5/1 adjustable-rate mortgages
A 5/1 adjustable-rate mortgage has an average rate of 5.45%, a slide of 1 basis point compared to last week. For the first five years, you’ll typically get a lower interest rate with a 5/1 adjustable-rate mortgage compared to a 30-year fixed mortgage. But since the rate changes with the market rate, you could end up paying more after that time, as described in the terms of your loan. For borrowers who plan to sell or refinance their house before the rate changes, an adjustable-rate mortgage might be a good option. If not, shifts in the market may significantly increase your interest rate.
Mortgage rate trends
Mortgage rates were historically low at the beginning of 2022 but increased steadily throughout the year. The Federal Reserve raised interest rates seven times in an attempt to curb record-high inflation. As a general rule, when inflation is low, mortgage rates tend to be lower. When inflation is high, rates tend to be higher.
Though the Fed does not directly set mortgage rates, the central bank’s policy actions influence how much you pay to finance your home loan. If you’re looking to buy a house, keep in mind that the Fed has signaled it will continue to raise rates in 2023, and that those increases may drive mortgage rates even higher.

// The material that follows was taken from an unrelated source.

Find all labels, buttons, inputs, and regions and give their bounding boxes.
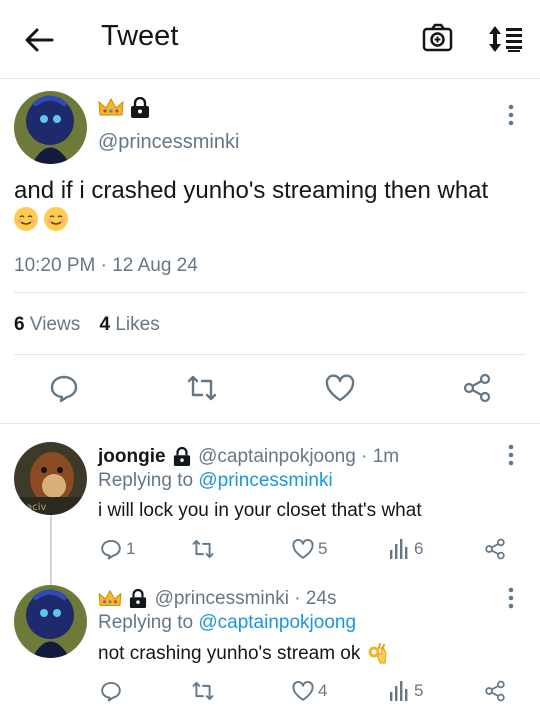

We use rates collected by Bankrate, which is owned by the same parent company as CNET, to track rate changes over time. This table summarizes the average rates offered by lenders nationwide:
Average mortgage interest rates
|30-year jumbo mortgage rate||6.50%||6.40%||+0.10|
|30-year mortgage refinance rate||6.52%||6.48%||+0.04|
Rates as of Jan. 24, 2023.
How to find the best mortgage rates
You can get a personalized mortgage rate by connecting with your local mortgage broker or using an online calculator. In order to find the best home mortgage, you’ll need to take into account your goals and current finances.
Things that affect what the interest rate you might get on your mortgage include: your credit score, down payment, loan-to-value ratio and your debt-to-income ratio. Having a higher credit score, a higher down payment, a low DTI, a low LTV or any combination of those factors can help you get a lower interest rate.
Aside from the interest rate, other factors including closing costs, fees, discount points and taxes might also factor into the cost of your house. You should talk to a variety of lenders — like local and national banks, credit unions and online lenders — and comparison shop to find the best mortgage for you.
What’s the best loan term?
One important thing to consider when choosing a mortgage is the loan term, or payment schedule. The mortgage terms most commonly offered are 15 years and 30 years, although you can also find 10-, 20- and 40-year mortgages. Another important distinction is between fixed- and adjustable-rate mortgages. For fixed-rate mortgages, interest rates are set for the life of the loan. For adjustable-rate mortgages, interest rates are stable for a certain number of years (commonly five, seven or 10 years), then the rate changes annually based on the market rate.
One factor to consider when deciding between a fixed-rate and adjustable-rate mortgage is the length of time you plan on staying in your home. Fixed-rate mortgages might be a better fit for people who plan on staying in a home for quite some time. While adjustable-rate mortgages may offer lower interest rates upfront, fixed-rate mortgages are more stable in the long term. However you may get a better deal with an adjustable-rate mortgage if you only plan to keep your home for a couple years. There is no best loan term as a rule of thumb; it all depends on your goals and your current financial situation. Make sure to do your research and know your own priorities when choosing a mortgage.